America has half as many Black-owned banks as existed 15 years ago.
“People assume [Black bankers] don’t know what they are doing,” said Alden McDonald, CEO of New Orleans-based Liberty Bank and Trust. “Put yourself in these shoes: We are located in communities in which all of the large banks have moved out of because it’s not profitable for them to do business there.”
The number of Black-owned banks fell 54 percent between 2001 and 2016, according to the Federal Deposit Insurance Corporation.
Historically, these banks have stimulated and revitalized their communities while also financing customers whom major banks have shunned.
(Part 1 of a two-part series)
“From 1888 to 1934, African-Americans owned more than 130 banks in the U.S., and the number of Black-owned businesses rose from 4,000 to 50,000,” McDonald said at a January ceremony in which the U.S. Treasury Department named an annex the ”Freedman’s Bank building” after the bank Congress incorporated to help “freed” Blacks transition from slavery.
Integration ended that economic boom. Black business districts disappeared as Black consumers spent their dollars elsewhere. Many Black banks, the institutions that extended loans for start-ups and renovations, disappeared as well.
Today, Black banks are struggling to overcome the ripple effects of the Great Recession, in which they suffered more than larger banks. And only a few Black banks qualified for the federal bailouts that major financial institutions gleaned.
“Even though we are now hearing some good news,” FDIC chairman Martin J. Gruenberg said to Black bankers in 2014, “we know that in many of the communities you serve, the pace of recovery is lagging.”
Exactly why these banks have disappeared is complex, but Black bankers say the cost of doing business, the financial instability of their communities and counterproductive federal policies have created overwhelming challenges.
While the number of Black-owned banks plunged from 48 to 22 over the last 15 years, Hispanic banks grew from 31 to 39, such Asian institutions from 69 to 78, and Native American ones from 14 to 18, the FDIC reports. Overall, the number of non-minority banks dropped 37 percent, from 2001 to 2016 — 9,549 to 6,020.

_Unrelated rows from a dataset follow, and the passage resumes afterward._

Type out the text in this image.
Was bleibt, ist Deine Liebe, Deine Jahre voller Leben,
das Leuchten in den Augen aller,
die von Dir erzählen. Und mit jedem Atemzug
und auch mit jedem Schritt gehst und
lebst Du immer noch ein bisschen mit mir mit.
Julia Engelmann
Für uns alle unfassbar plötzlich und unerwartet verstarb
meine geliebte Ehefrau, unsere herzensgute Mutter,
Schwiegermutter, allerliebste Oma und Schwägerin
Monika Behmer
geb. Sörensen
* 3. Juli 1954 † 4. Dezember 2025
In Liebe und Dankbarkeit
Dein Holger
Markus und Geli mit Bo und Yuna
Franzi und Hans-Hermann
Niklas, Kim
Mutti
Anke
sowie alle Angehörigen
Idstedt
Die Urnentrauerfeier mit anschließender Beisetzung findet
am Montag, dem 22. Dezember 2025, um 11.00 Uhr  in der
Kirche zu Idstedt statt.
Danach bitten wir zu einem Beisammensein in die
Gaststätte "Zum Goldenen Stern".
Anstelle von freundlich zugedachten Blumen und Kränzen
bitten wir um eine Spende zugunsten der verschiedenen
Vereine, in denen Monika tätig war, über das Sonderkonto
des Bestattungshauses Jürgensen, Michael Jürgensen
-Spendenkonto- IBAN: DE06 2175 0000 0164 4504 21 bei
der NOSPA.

“It was very unfortunate that major financial institutions — big banks — received a large portion of the TARP money when institutions like Capitol Bank received none or very little,” said George Andrews, former CEO of Capitol Bank & Trust in Atlanta, which closed in February 2015. “To add insult to injury, big banks received TARP money after they played a large part in creating the downturn in the economy with the unscrupulous lending practices they engaged in.”
The Troubled Asset Relief Program, nicknamed TARP, empowered Washington to purchase assets and equity from financial institutions to strengthen that sector. Few Black banks qualified for these funds.
A Harvard Kennedy School study found last year that smaller banks also lost substantial market share after 2010’s Dodd-Frank Wall Street Reform and Consumer Protection Act, designed to prevent the collapse of major financial institutions. Meanwhile, larger banks dramatically increased their market share.
Dodd-Frank adds compliance costs to black bankers’ day-to-day operations, they say.
“But I would say it’s the overall impact of the economy that has hurt Black banks most,” said Michael A. Grant of the National Bankers Association.
Black bankers also say some federal policies have created an environment in which black banks are losing business to larger, more stable institutions.
Grant cites the Treasury Department’s New Markets Tax Credits program. It has given tax credits as incentives to invest in underserved neighborhoods since 2000. But larger banks swoop in, make investments, then receive tax credits, black bankers say. Meanwhile, their own applications get rejected, never mind their service to poor communities.
Some $3.5 billion in New Markets Tax Credits were allocated to 76 entities across America, Black Enterprise reported last July, but “no funds were awarded to the nation’s minority banks.”
If these tax credits were issued “in a more fair and equitable way, it would cause millions of dollars to flow to these [Black] banks,” Grant said.
“Meanwhile, my expenses are twice as much because I have to do more counseling to my borrower,” said a frustrated McDonald of Liberty Bank. “I may have to have guard service because I am in a high crime area. My deposits are much smaller.
“We have tried speaking to everybody we could, but no policy changes have been made. I don’t want lip service and talk about I’m doing a good job. Help me do a better job and I can help twice as many people.”